Vitol, the world’s biggest independent oil trader, has launched an energy trading venture with Mozambique’s national oil company, ENH, focused on trading future LNG, LPG and condensates volumes from the East African country’s huge offshore gas developments.
Based in Singapore, ENH Energy Trading will market LNG, LPG and condensates and other energy commodities focused on Asian markets, where LNG demand is expected to “grow significantly,” Vitol said in a statement.
As part of the deal, Vitol said it has committed to helping Mozambique develop an independent and leading marketing and trading team under ENH Energy Trading. The trading venture will initially be owned 51% by state-run ENH, with Vitol holding the remaining 49% interest. But ENH’s share is expected to increase “over time,” Vitol said.

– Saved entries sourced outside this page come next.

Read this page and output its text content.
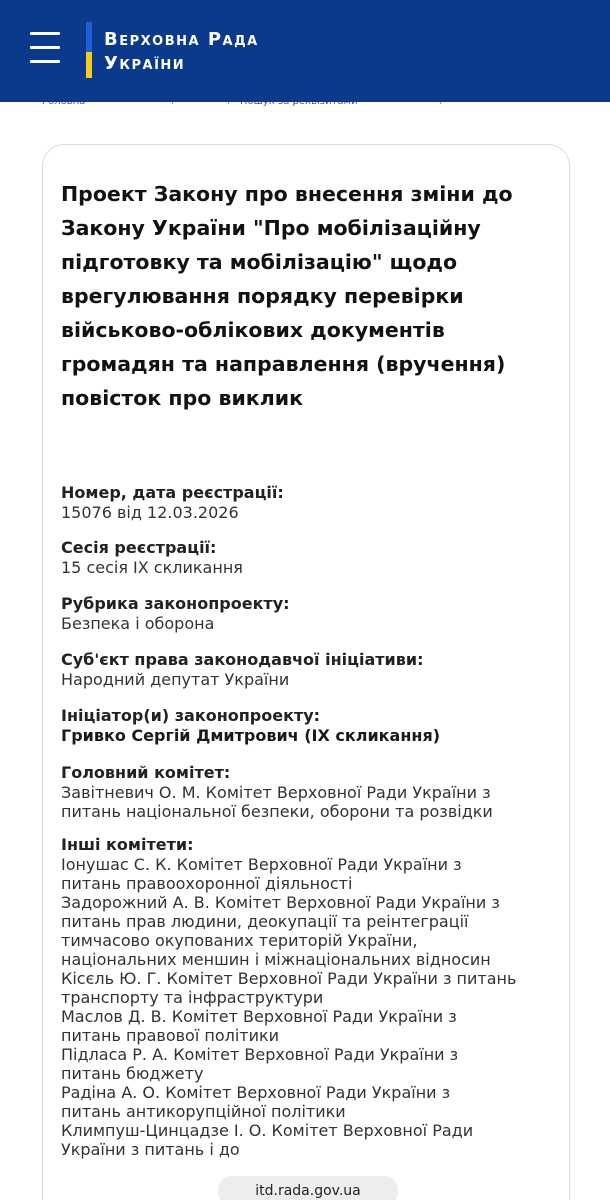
Верховна Рада
України
Проект Закону про внесення зміни до Закону України "Про мобілізаційну підготовку та мобілізацію" щодо врегулювання порядку перевірки військово-облікових документів громадян та направлення (вручення) повісток про виклик
Номер, дата реєстрації:
15076 від 12.03.2026
Сесія реєстрації:
15 сесія IX скликання
Рубрика законопроекту:
Безпека і оборона
Суб'єкт права законодавчої ініціативи:
Народний депутат України
Ініціатор(и) законопроекту:
Гривко Сергій Дмитрович (IX скликання)
Головний комітет:
Завітневич О. М. Комітет Верховної Ради України з
питань національної безпеки, оборони та розвідки
Інші комітети:
Іонушас С. К. Комітет Верховної Ради України з
питань правоохоронної діяльності
Задорожний А. В. Комітет Верховної Ради України з
питань прав людини, деокупації та реінтеграції
тимчасово окупованих територій України,
національних меншин і міжнаціональних відносин
Кісєль Ю. Г. Комітет Верховної Ради України з питань
транспорту та інфраструктури
Маслов Д. В. Комітет Верховної Ради України з
питань правової політики
Підласа Р. А. Комітет Верховної Ради України з
питань бюджету
Радіна А. О. Комітет Верховної Ради України з
питань антикорупційної політики
Климпуш-Цинцадзе І. О. Комітет Верховної Ради
України з питань і до
itd.rada.gov.ua
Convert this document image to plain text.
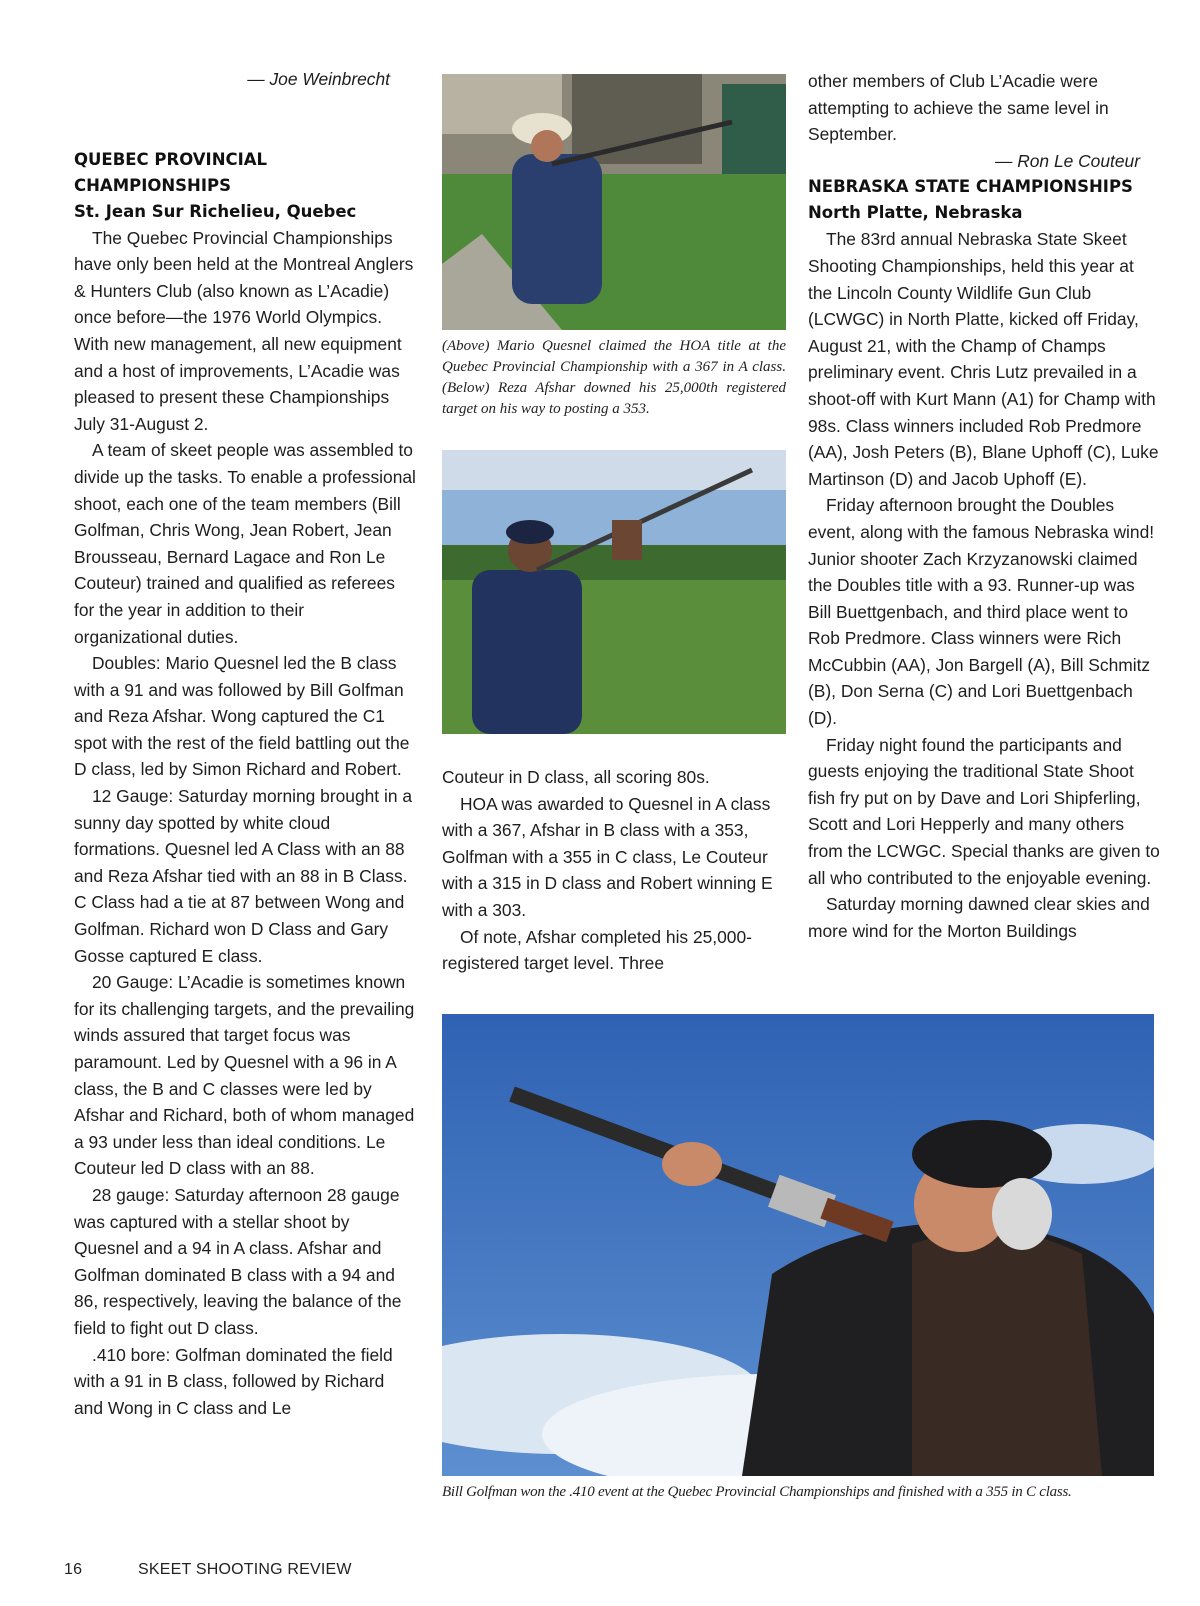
— Joe Weinbrecht

QUEBEC PROVINCIAL CHAMPIONSHIPS
St. Jean Sur Richelieu, Quebec

The Quebec Provincial Championships have only been held at the Montreal Anglers & Hunters Club (also known as L’Acadie) once before—the 1976 World Olympics. With new management, all new equipment and a host of improvements, L’Acadie was pleased to present these Championships July 31-August 2.

A team of skeet people was assembled to divide up the tasks. To enable a professional shoot, each one of the team members (Bill Golfman, Chris Wong, Jean Robert, Jean Brousseau, Bernard Lagace and Ron Le Couteur) trained and qualified as referees for the year in addition to their organizational duties.

Doubles: Mario Quesnel led the B class with a 91 and was followed by Bill Golfman and Reza Afshar. Wong captured the C1 spot with the rest of the field battling out the D class, led by Simon Richard and Robert.

12 Gauge: Saturday morning brought in a sunny day spotted by white cloud formations. Quesnel led A Class with an 88 and Reza Afshar tied with an 88 in B Class. C Class had a tie at 87 between Wong and Golfman. Richard won D Class and Gary Gosse captured E class.

20 Gauge: L’Acadie is sometimes known for its challenging targets, and the prevailing winds assured that target focus was paramount. Led by Quesnel with a 96 in A class, the B and C classes were led by Afshar and Richard, both of whom managed a 93 under less than ideal conditions. Le Couteur led D class with an 88.

28 gauge: Saturday afternoon 28 gauge was captured with a stellar shoot by Quesnel and a 94 in A class. Afshar and Golfman dominated B class with a 94 and 86, respectively, leaving the balance of the field to fight out D class.

.410 bore: Golfman dominated the field with a 91 in B class, followed by Richard and Wong in C class and Le

(Above) Mario Quesnel claimed the HOA title at the Quebec Provincial Championship with a 367 in A class. (Below) Reza Afshar downed his 25,000th registered target on his way to posting a 353.

Couteur in D class, all scoring 80s.

HOA was awarded to Quesnel in A class with a 367, Afshar in B class with a 353, Golfman with a 355 in C class, Le Couteur with a 315 in D class and Robert winning E with a 303.

Of note, Afshar completed his 25,000-registered target level. Three

other members of Club L’Acadie were attempting to achieve the same level in September.

— Ron Le Couteur

NEBRASKA STATE CHAMPIONSHIPS
North Platte, Nebraska

The 83rd annual Nebraska State Skeet Shooting Championships, held this year at the Lincoln County Wildlife Gun Club (LCWGC) in North Platte, kicked off Friday, August 21, with the Champ of Champs preliminary event. Chris Lutz prevailed in a shoot-off with Kurt Mann (A1) for Champ with 98s. Class winners included Rob Predmore (AA), Josh Peters (B), Blane Uphoff (C), Luke Martinson (D) and Jacob Uphoff (E).

Friday afternoon brought the Doubles event, along with the famous Nebraska wind! Junior shooter Zach Krzyzanowski claimed the Doubles title with a 93. Runner-up was Bill Buettgenbach, and third place went to Rob Predmore. Class winners were Rich McCubbin (AA), Jon Bargell (A), Bill Schmitz (B), Don Serna (C) and Lori Buettgenbach (D).

Friday night found the participants and guests enjoying the traditional State Shoot fish fry put on by Dave and Lori Shipferling, Scott and Lori Hepperly and many others from the LCWGC. Special thanks are given to all who contributed to the enjoyable evening.

Saturday morning dawned clear skies and more wind for the Morton Buildings

Bill Golfman won the .410 event at the Quebec Provincial Championships and finished with a 355 in C class.
16	SKEET SHOOTING REVIEW
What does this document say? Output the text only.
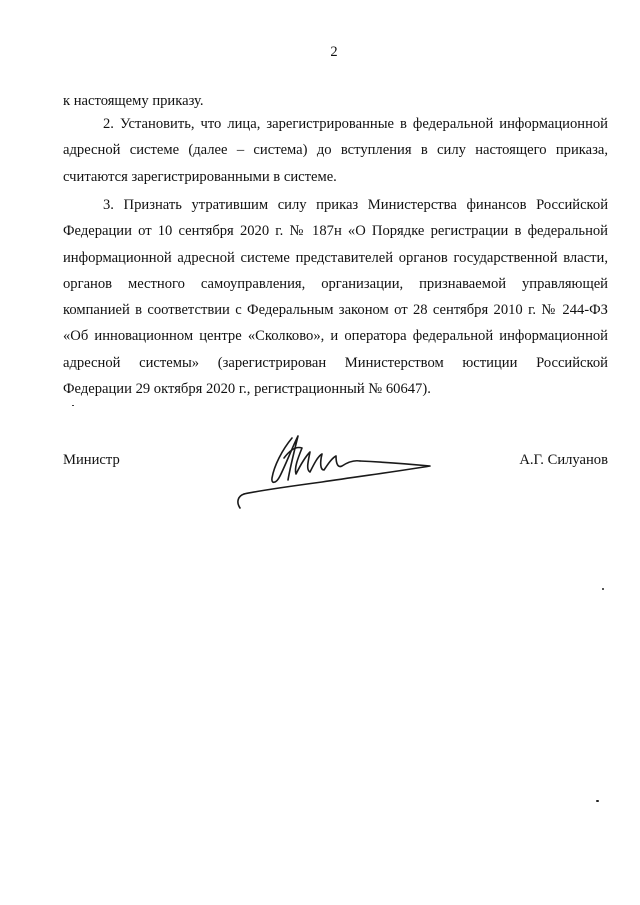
2
к настоящему приказу.
2. Установить, что лица, зарегистрированные в федеральной информационной
адресной системе (далее – система) до вступления в силу настоящего приказа,
считаются зарегистрированными в системе.
3. Признать утратившим силу приказ Министерства финансов Российской
Федерации от 10 сентября 2020 г. № 187н «О Порядке регистрации в федеральной
информационной адресной системе представителей органов государственной власти,
органов местного самоуправления, организации, признаваемой управляющей
компанией в соответствии с Федеральным законом от 28 сентября 2010 г. № 244-ФЗ
«Об инновационном центре «Сколково», и оператора федеральной информационной
адресной системы» (зарегистрирован Министерством юстиции Российской
Федерации 29 октября 2020 г., регистрационный № 60647).
Министр	А.Г. Силуанов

“We very much look forward to replicating our previous experience of partnering with an NOC and working with ENH to build ENH Energy Trading into a successful trading company with the expertise to serve Mozambique’s energy needs,” Vitol CEO Russell Hardy said in a statement.
Giant offshore fields
Mozambique is developing an estimated 125 Tcf of recoverable gas resources from giant offshore fields with Total, ExxonMobil and Eni among the main foreign partners. The first phase of development will produce significant quantities of gas, LPG and condensate, plus over 30 million mt of LNG annually, making Mozambique a leading exporter of LNG.
The Vitol venture with Mozambique follows similar moves by NOCs such as Saudi Aramco and the UAE’s ADNOC in recent years to take more direct control of marketing their huge oil and resources by building global trading operations.
“Our expectation for this JV is to embark on a path into international commodity trading markets to support our growth,” ENH chairman Omar Mitha said in the statement.
LNG Trading push
With natural gas set to be the fastest-growing fossil fuel in the coming decades, energy traders are building out their asset-backed trading models to capture value from booming flows of both piped and LNG gas trade. Switzerland-based energy trader Gunvor became the biggest independent LNG trader last year after delivering about 11 million mt, a 60% jump from 2017. Around two-thirds of Gunvor’s volumes delivered were under medium- and long-term contracts.
Commodity trading rivals Trafigura and Vitol have also seen substantial growth in their LNG trading volumes in recent years, signing long-term deals with US shale gas producers.
Vitol saw traded volumes in its LNG business grow to 7.8 million mt in 2018, up from just 3 million mt two years earlier. It is looking to build an LNG import terminal on the Italian island of Sardinia, and Trafigura is working to reintroduce an LNG import site at Teesside in northeast England.
Mozambique LNG project
In June, the former operator of Mozambique ‘s Offshore Area 1 area, Anadarko, reached a final investment decision on the 12.8 million mt/year Mozambique LNG project, with production expected to start up around 2024.
The second major LNG project off Mozambique is the 15.2 million mt/year Rovuma LNG plant led by an Eni-ExxonMobil joint venture that is expected to reach FID by year-end. Eni and ExxonMobil have already sanctioned Mozambique’s offshore Coral South floating LNG project in Area 4 which, is expected to come onstream in 2022.
ENH holds a 15% stake in Total’s Area 1 project and a 10% interest in the Eni-Exxon development of Area 4.